同じ距離に同じ大きさの2つの色をおいて眺めた場合、赤・橙・黄の暖色系の色はこちらに向かってくるように進出して見えます。緑・青緑・青などでは遠ざかっていくような見え方をします。 要するに見かけの距離が一方は近くなり、もう一方は遠くなるのです。進出して見える色は必ず元の大きさよりも少し大きく見えています。 また、遠のいて見える色は元の大きさより少し小さく見えています。

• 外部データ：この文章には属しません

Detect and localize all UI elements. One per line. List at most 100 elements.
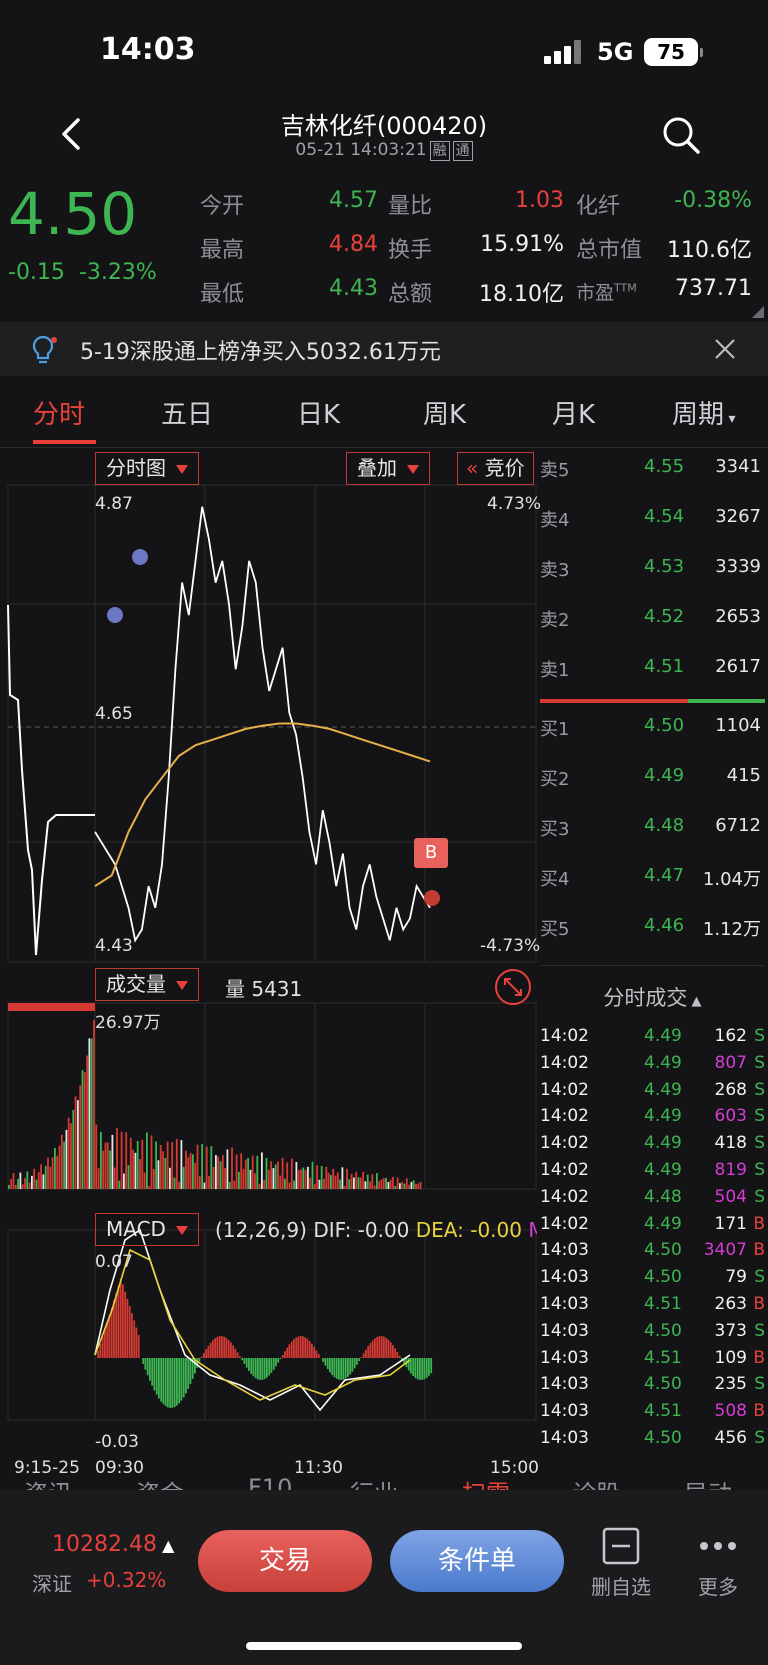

このように、暖色系の色と明るい色は大きく見えると同時に、こちらに向かってくるようにも見えるのです。距離も大きさも変わることはないのに、大きく見えたり小さくみえたりするのは一種の錯覚です。膨張して見え、進出してくるように見える色を膨張色、または進出色と呼んでいます。 また、収縮して見えるとともに、後退しているように見える色を、収縮色または後退色といいます。
例をみてください。黄と青の見え方を比べると、黄は前方に位置するように見え、青は後方に位置するように見えます。同時に、黄は少し大きく、青は少し小さく見えています。
また例のように黒い服を着ると引き締まって見えるのは、黒が収縮・後退色だからです。白を着ると太って見えるのは、白が膨張・進出色だからです。肌の色も色も明度対比を起こしていて 黒を着ると肌の色は明るく、白を着ると肌の色がくすんで見えます。
膨張・進出色は主として暖色系の色で、明度の高い色も色相に関わらずこのような見え方をします。収縮・後退色は主として寒色系の色で、明度の低い色も収縮・後退しているように 見えます。ただし色の見え方は、さまざまな条件の変化によって変わってくるので、必ずしもこのように見えるわけではありません。